Our aim is to be transparent and responsible in the unfortunate event of a data breach. We recognize the importance of timely communication to both regulators and individuals. Rest assured that if your personal data is ever involved in such an incident, we will work diligently to minimize any harm and keep you informed of all relevant facts and advice.

Data Protection Officer and Contact Information

We have appointed a Data Protection Officer (DPO) to oversee our privacy strategy and compliance. Our DPO is Simon Walker, who can be contacted at swalker@smartmoneydealing.com. The DPO’s role is to monitor our compliance with data protection laws, provide advice on data protection matters, and act as a point of contact for data subjects and the supervisory authority (ICO).

If you have any questions, concerns, or requests regarding this Privacy Policy or the processing of your personal data, please do not hesitate to contact us. You can reach out to our DPO directly via the email above. Alternatively, you may contact us through the following methods:

·         Email: You can email our support or compliance team at info@smartmoneydealing.com. Please include "Privacy Inquiry" in the subject line so we can direct it to the appropriate staff.

·         Mail: You may write to us at our registered business address:
Smart Money Dealing Ltd
16 High Street,
Saffron Walden, Essex,
United Kingdom, CB10 1AX.

·         Telephone: For urgent matters, you can call our main office line (as listed on our website). Please ask to speak with the Data Protection Officer or the Compliance department.

We will endeavour to respond to all legitimate requests or questions as promptly as possible, and at least within any timeframes required by law. If you are contacting us to exercise one of your data protection rights, please see the Your Rights section above for more details on the process.

Remember, you also have the right to contact the Information Commissioner’s Office (ICO) if you have concerns about our data practices. The ICO can be reached through their website (ico.org.uk) or by phone at +44 303 123 1113. However, we encourage you to contact us first so we can address your concerns directly – we are committed to resolving any privacy issues in a fair and effective manner.

Links to Other Websites

Our website may contain links to websites of other companies or organizations. Please note that those websites will have their own privacy policies and we do not accept any responsibility or liability for their policies or content. If you follow a link to any external websites, we encourage you to read their privacy notices to understand how they handle your data. This Privacy Policy applies solely to personal data processed by Smart Money Dealing Ltd.

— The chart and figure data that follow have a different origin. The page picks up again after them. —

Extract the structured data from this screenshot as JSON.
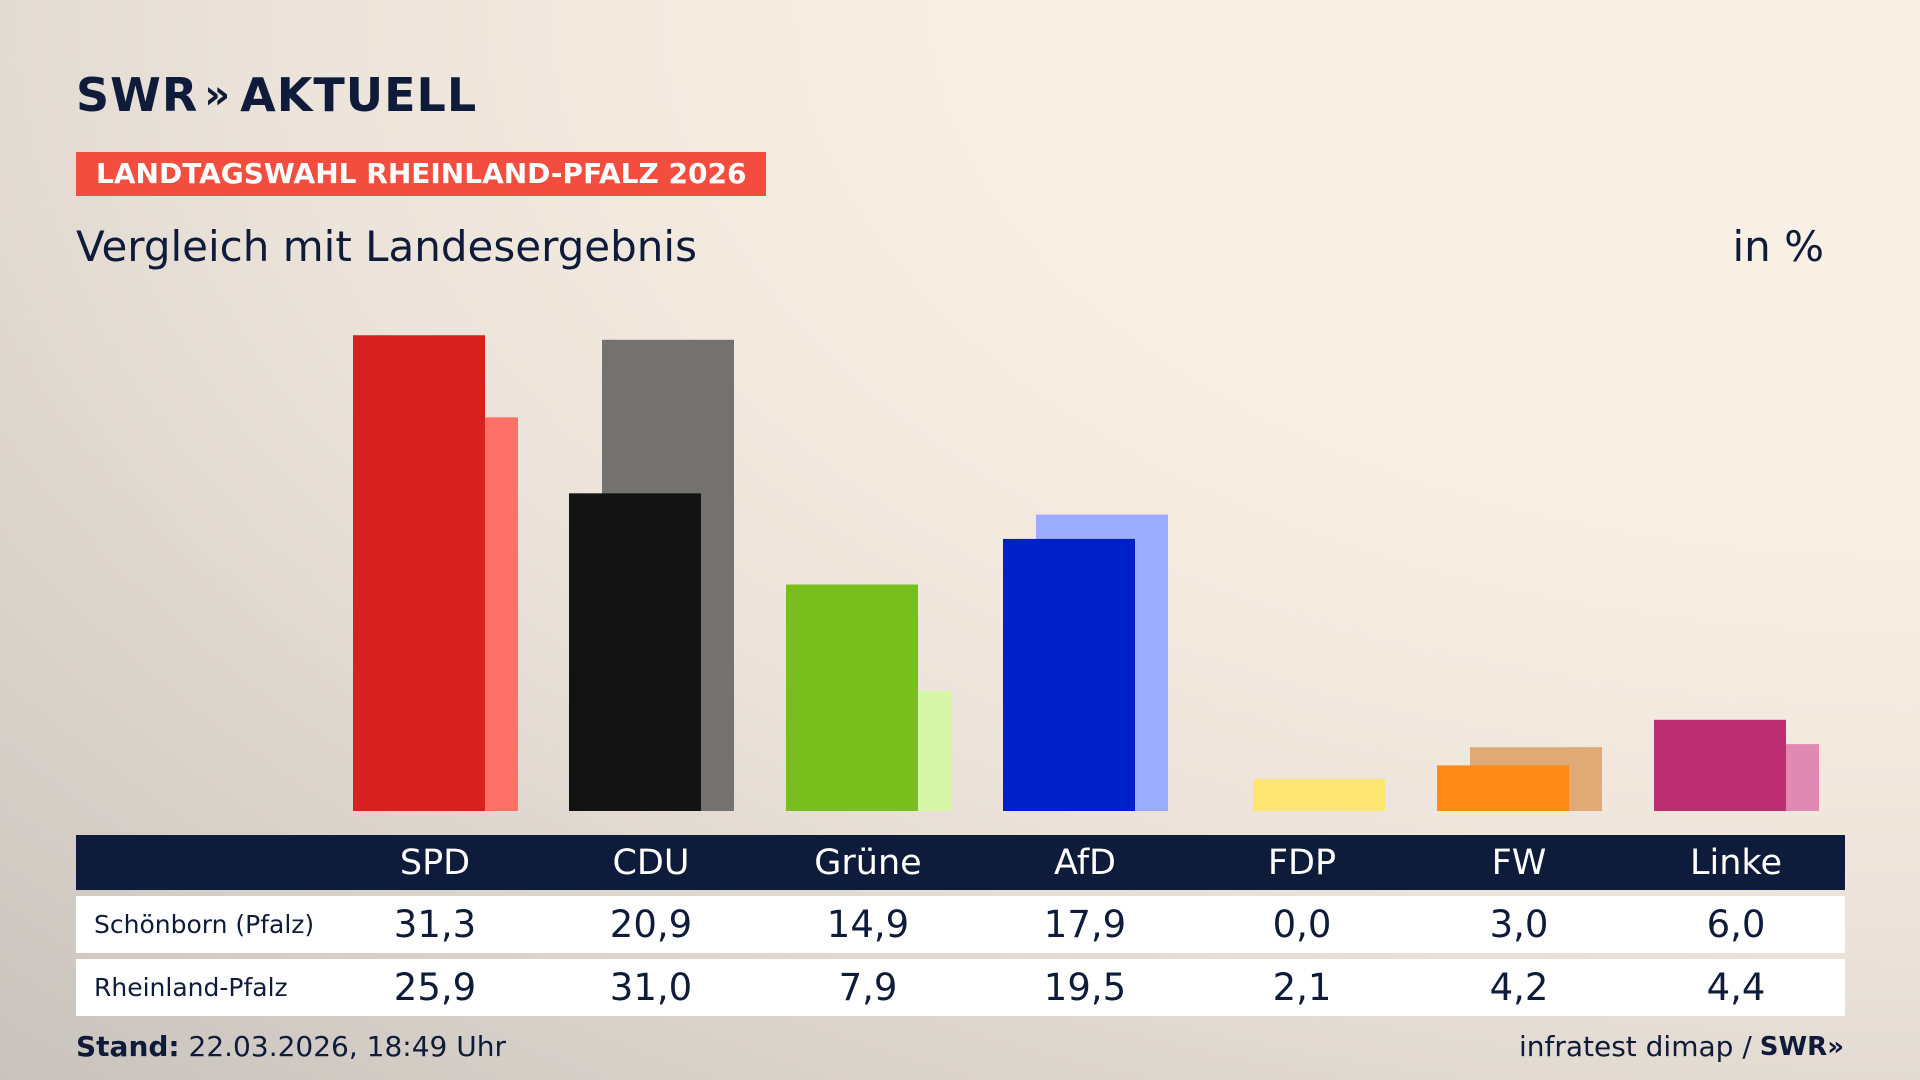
{
  "header": {
    "logo_text": "SWR",
    "logo_chevrons": "»",
    "logo_suffix": "AKTUELL",
    "tag": "LANDTAGSWAHL RHEINLAND-PFALZ 2026",
    "subtitle": "Vergleich mit Landesergebnis",
    "unit": "in %"
  },
  "footer": {
    "stand_label": "Stand:",
    "stand_value": "22.03.2026, 18:49 Uhr",
    "source": "infratest dimap /",
    "source_logo": "SWR»"
  },
  "chart_data": {
    "type": "bar",
    "title": "",
    "categories": [
      "SPD",
      "CDU",
      "Grüne",
      "AfD",
      "FDP",
      "FW",
      "Linke"
    ],
    "series": [
      {
        "name": "Schönborn (Pfalz)",
        "values": [
          "31,3",
          "20,9",
          "14,9",
          "17,9",
          "0,0",
          "3,0",
          "6,0"
        ],
        "colors": [
          "#d62120",
          "#131313",
          "#78bf1e",
          "#0020c9",
          "#fde572",
          "#fd8a15",
          "#bd2f72"
        ]
      },
      {
        "name": "Rheinland-Pfalz",
        "values": [
          "25,9",
          "31,0",
          "7,9",
          "19,5",
          "2,1",
          "4,2",
          "4,4"
        ],
        "colors": [
          "#ff7068",
          "#737270",
          "#d6f6a8",
          "#9bacff",
          "#fde572",
          "#dfaa76",
          "#e08ab3"
        ]
      }
    ],
    "ylim": [
      0,
      32
    ],
    "grid": false
  }
}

Changes to this Privacy Policy

We may update or revise this Privacy Policy from time to time to reflect changes in our practices or to ensure compliance with legal or regulatory developments. If we make significant changes, we will notify our clients and website users in an appropriate manner – for example, by posting a prominent notice on our website or by contacting you via email. The "Last Updated" date at the top of this Policy will always indicate when the latest changes were made.

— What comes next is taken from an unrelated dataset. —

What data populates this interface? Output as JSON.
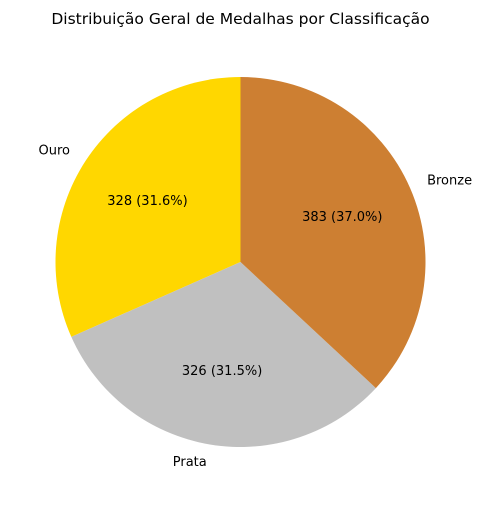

Any changes will become effective when the revised Privacy Policy is posted online (or as otherwise communicated). Your continued use of our services or website after any update will signify your acceptance of the changes, so please check back periodically to stay informed of how we are protecting your information. If we change the purposes of processing or the legal basis in a way that requires your consent (or fresh consent), we will seek that from you.

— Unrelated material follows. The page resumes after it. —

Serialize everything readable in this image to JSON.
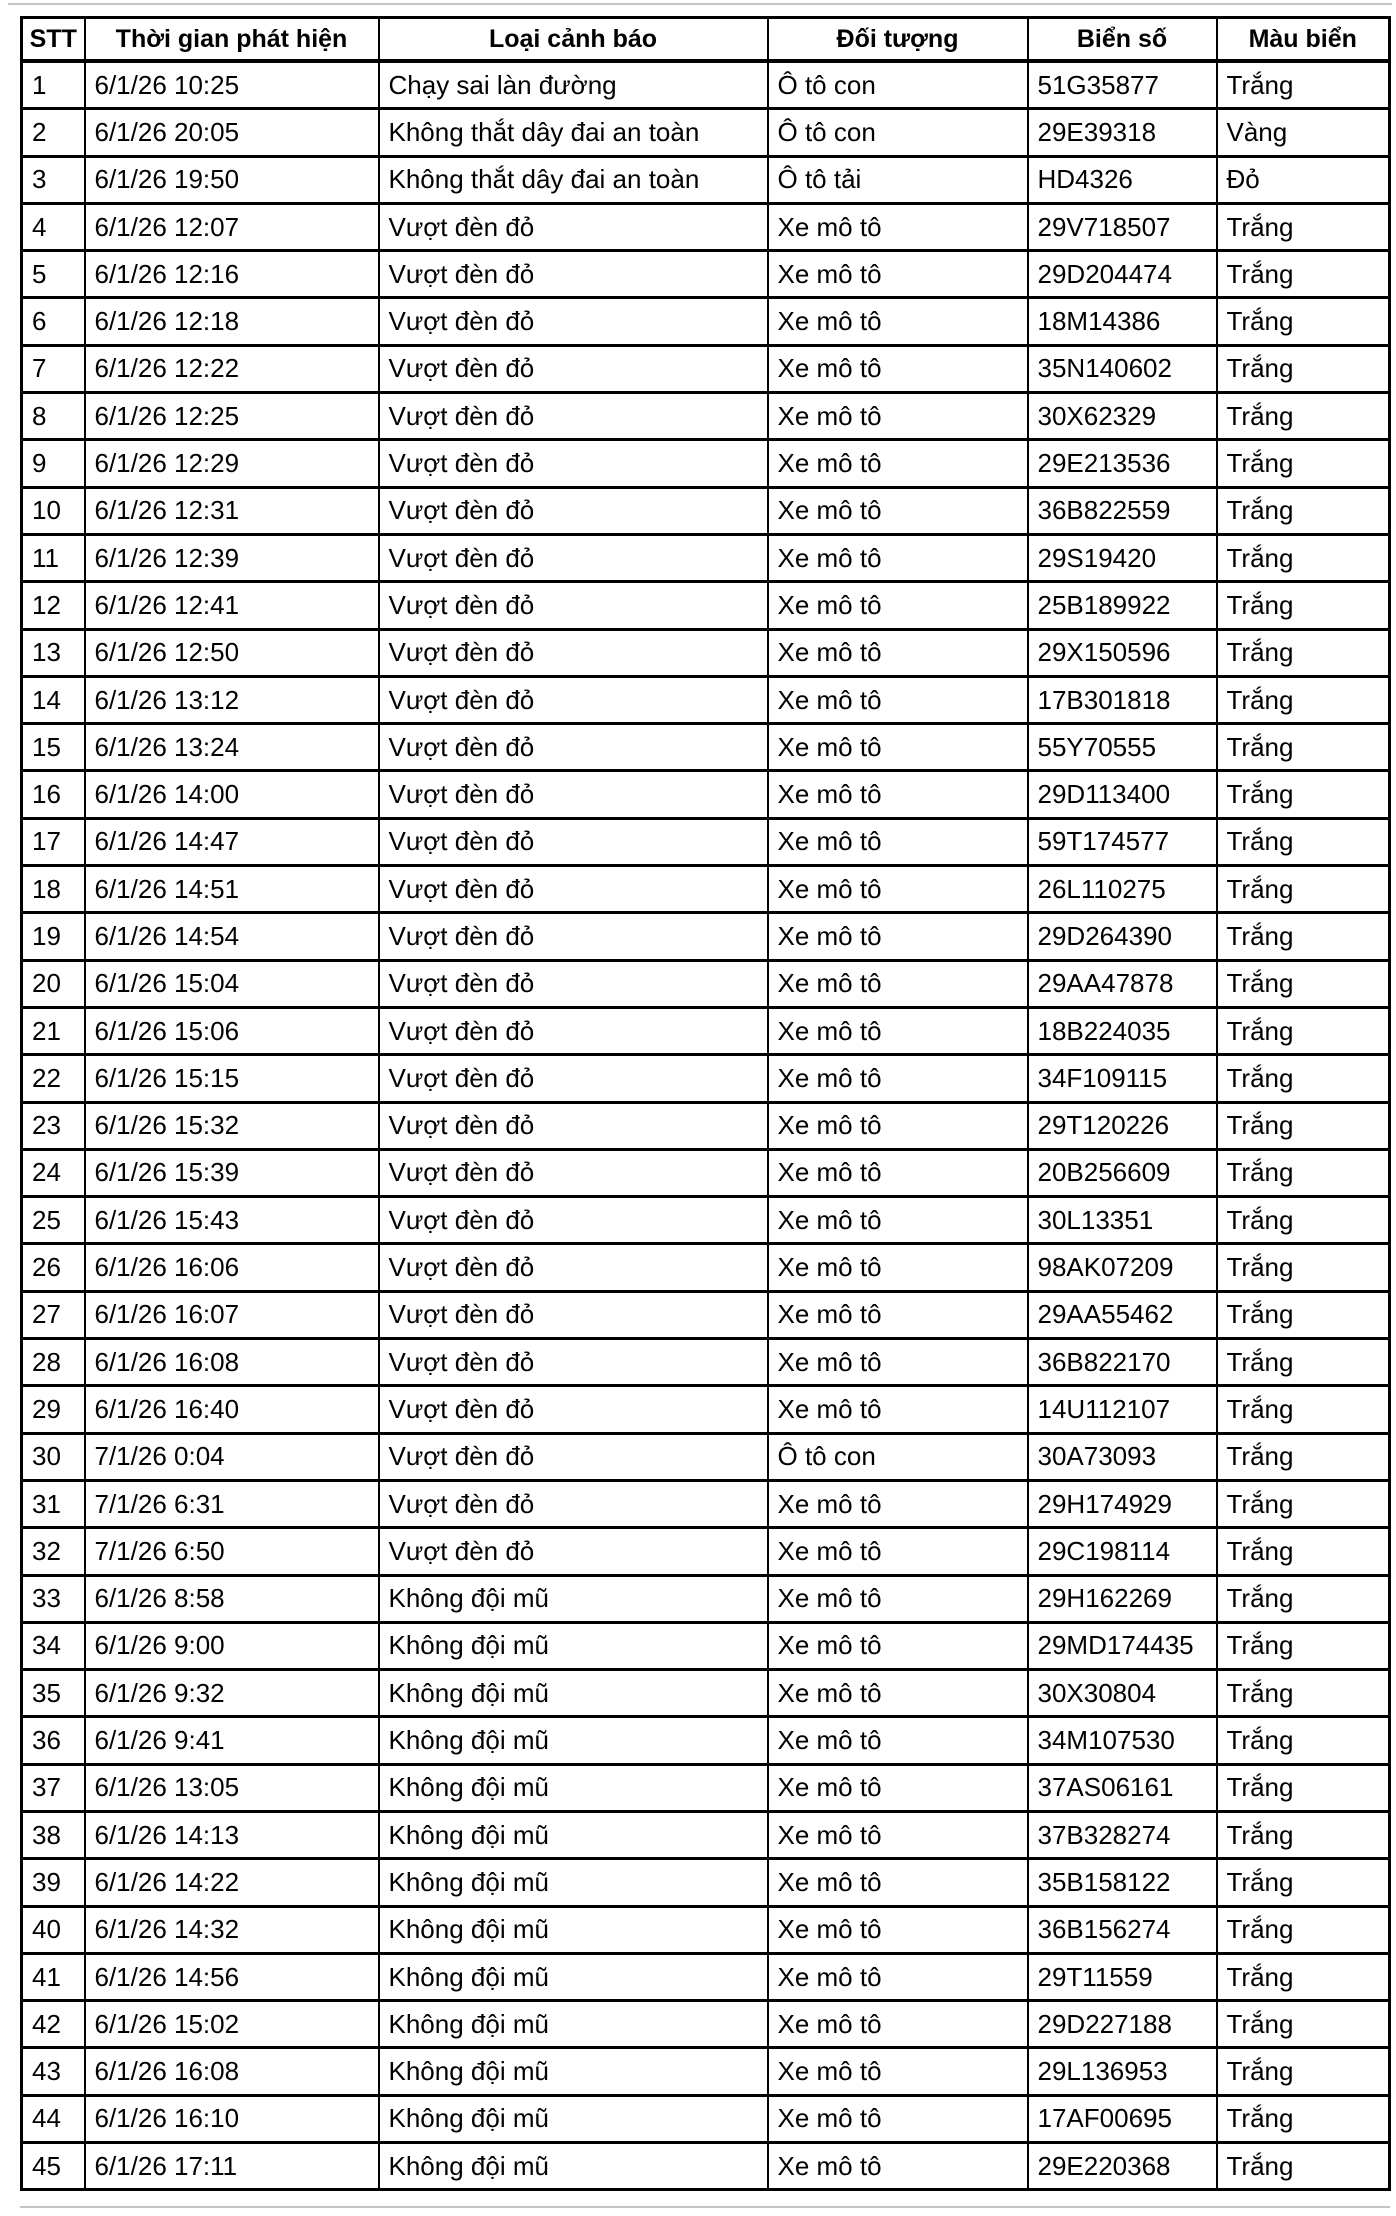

We maintain archived versions of previous privacy policies which are available upon request, should you need to see the evolution of our terms.

Conclusion: Protecting your privacy is fundamental to our business. We appreciate the trust you place in us when you provide your personal data, and we are committed to using it responsibly and safeguarding it to the best of our ability. This Privacy Policy aims to give you a comprehensive understanding of what we do with your data and why. If anything remains unclear or you need further information, please reach out to us. We value open communication and will be happy to assist you.

Thank you for reading our Privacy Policy.